A viscometer (viscosimeter) is an instrument used to measure the viscosity of fluids.

For liquids with viscosities which vary with flow conditions, an instrument called a rheometer is used.

Viscometers only measure under one flow condition.

In general, either the fluid remains stationary and an object moves through it, or the object is stationary and the fluid moves past it.

The drag caused by relative motion of the fluid and a surface is a measure of the viscosity.

The flow conditions must have a sufficiently small value of Reynolds number for there to be laminar flow.

At 20.00 degrees Celsius the viscosity of water is 1.002 mPa·s and its kinematic viscosity (ratio of viscosity to density) is 1.0038 mm2/s.

These values are used for calibrating certain types of viscometer.

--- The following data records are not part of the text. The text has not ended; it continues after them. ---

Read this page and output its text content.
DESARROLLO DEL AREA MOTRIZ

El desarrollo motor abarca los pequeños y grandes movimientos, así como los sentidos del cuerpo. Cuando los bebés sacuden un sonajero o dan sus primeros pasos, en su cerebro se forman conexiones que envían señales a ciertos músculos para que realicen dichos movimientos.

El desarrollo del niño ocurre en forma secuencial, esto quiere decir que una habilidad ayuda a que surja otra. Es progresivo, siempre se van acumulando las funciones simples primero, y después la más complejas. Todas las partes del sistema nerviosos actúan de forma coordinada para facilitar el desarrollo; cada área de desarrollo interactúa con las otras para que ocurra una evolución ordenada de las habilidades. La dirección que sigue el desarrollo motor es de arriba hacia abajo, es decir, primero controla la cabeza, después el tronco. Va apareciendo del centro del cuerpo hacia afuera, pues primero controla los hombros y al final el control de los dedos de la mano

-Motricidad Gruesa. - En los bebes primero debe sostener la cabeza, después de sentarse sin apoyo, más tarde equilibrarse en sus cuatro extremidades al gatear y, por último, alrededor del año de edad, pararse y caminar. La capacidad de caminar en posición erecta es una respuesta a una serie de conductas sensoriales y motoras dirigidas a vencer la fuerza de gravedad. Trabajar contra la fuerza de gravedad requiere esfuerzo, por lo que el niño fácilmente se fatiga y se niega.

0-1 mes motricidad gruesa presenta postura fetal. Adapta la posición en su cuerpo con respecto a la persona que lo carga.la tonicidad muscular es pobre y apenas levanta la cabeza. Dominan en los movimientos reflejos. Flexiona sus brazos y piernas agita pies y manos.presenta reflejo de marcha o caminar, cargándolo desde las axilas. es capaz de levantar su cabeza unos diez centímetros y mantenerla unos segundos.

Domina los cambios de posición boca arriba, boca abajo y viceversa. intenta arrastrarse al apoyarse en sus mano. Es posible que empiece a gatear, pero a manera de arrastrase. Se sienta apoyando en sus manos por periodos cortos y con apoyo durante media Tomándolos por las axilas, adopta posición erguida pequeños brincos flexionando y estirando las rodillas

A newer class of vibrational viscometers operates by measuring the damping of an oscillating electromechanical resonator immersed in the fluid whose viscosity is to be determined. The resonator generally oscillates in torsion or transversely (as a cantilever beam or tuning fork). The higher the viscosity, the larger the damping imposed on the resonator. The resonators damping may be measured by one of several methods:

  1. Measuring the power input necessary to keep the oscillator vibrating at a constant amplitude. The higher the viscosity, the more power is needed to maintain the amplitude of oscillation.
  2. Measuring the decay time of the oscillation once the excitation is switched off. The higher the viscosity, the faster the signal decays.
  3. Measuring the frequency of the resonator as a function of phase angle between excitation and response waveforms. The higher the viscosity, the larger the frequency change for a given phase change.